How should I handle autolinking in wiki page content?

What I mean by autolinking is the process by which wiki links inlined in page content are generated into either a hyperlink to the page (if it does exist) or a create link (if the page doesn't exist).
With the parser I am using, this is a two step process - first, the page content is parsed and all of the links to wiki pages from the source markup are extracted. Then, I feed an array of the existing pages back to the parser, before the final HTML markup is generated.
What is the best way to handle this process? It seems as if I need to keep a cached list of every single page on the site, rather than having to extract the index of page titles each time. Or is it better to check each link separately to see if it exists? This might result in a lot of database lookups if the list wasn't cached. Would this still be viable for a larger wiki site with thousands of pages?
In my own wiki I check all the links (without caching), but my wiki is only used by a few people internally. You should benchmark stuff like this.
In my own wiki system my caching system is pretty simple - when the page is updated it checks links to make sure they are valid and applies the correct formatting/location for those that aren't. The cached page is saved as a HTML page in my cache root.
Pages that are marked as 'not created' during the page update are inserted into the a table of the database that holds the page and then a csv of pages that link to it.
When someone creates that page it initiates a scan to look through each linking page and re-caches the linking page with the correct link and formatting.
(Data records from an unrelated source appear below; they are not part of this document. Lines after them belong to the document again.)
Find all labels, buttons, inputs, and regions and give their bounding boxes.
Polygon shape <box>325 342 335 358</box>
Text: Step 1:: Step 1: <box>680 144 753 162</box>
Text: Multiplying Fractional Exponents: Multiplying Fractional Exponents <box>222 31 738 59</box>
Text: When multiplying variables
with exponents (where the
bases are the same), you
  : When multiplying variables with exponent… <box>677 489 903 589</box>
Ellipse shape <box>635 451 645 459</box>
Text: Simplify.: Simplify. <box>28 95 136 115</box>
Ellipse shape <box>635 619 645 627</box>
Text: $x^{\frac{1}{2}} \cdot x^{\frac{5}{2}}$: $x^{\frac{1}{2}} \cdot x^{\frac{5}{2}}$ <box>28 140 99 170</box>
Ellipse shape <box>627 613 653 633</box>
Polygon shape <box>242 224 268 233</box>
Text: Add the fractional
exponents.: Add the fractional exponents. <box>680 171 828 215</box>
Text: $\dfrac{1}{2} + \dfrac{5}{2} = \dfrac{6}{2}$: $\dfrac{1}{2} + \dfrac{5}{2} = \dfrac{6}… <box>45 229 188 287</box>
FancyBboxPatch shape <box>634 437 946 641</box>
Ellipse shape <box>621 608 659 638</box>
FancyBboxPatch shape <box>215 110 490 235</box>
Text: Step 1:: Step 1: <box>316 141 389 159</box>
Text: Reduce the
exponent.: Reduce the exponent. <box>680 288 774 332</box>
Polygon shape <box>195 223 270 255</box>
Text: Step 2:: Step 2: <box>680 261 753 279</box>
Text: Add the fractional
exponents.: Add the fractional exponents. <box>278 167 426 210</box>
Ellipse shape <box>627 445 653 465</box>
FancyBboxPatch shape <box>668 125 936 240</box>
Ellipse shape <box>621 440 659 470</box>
If you weren't interested in highlighting non-created pages however you could just have a checker to see if the page is created when you attempt to access it - and if not redirect to the creation page. Then just link to pages as normal in other articles.
I tried to do this once and it was a nightmare! My solution was a nasty loop in a SQL procedure, and I don't recommend it.
One thing that gave me trouble was deciding what link to use on a multi-word phrase. Say you had some text saying "I am using Stack Overflow" and your wiki had 3 pages called "stack", "overflow" and "stack overflow"....which part of your phrase gets linked to where? It will happen!
My idea would be to query the titles like SELECT title FROM articles and simply check if each wikilink is in that array of strings. If it is you link to the page, if not, you link to the create page.
In a personal project I made with Sinatra (link text) after I run the content through Markdown, I do a gsub to replace wiki words and other things (like [[Here is my link]] and whatnot) with proper links, on each checking if the page exists and linking to create or view depending.
It's not the best, but I didn't build this app with caching/speed in mind. It's a low resource simple wiki.
If speed was more important, you could wrap the app in something to cache it. For example, sinatra can be wrapped with the Rack caching.
Based on my experience developing Juli, which is an offline personal wiki with autolink, generating static HTML approach may fix your issue.
As you think, it takes long time to generate autolinked Wiki page. However, in generating static HTML situation, regenerating autolinked Wiki page happens only when a wikipage is newly added or deleted (in other words, it doesn't happen when updating wikipage) and the 'regenerating' can be done in background so that usually I don't matter how it take long time. User will see only the generated static HTML.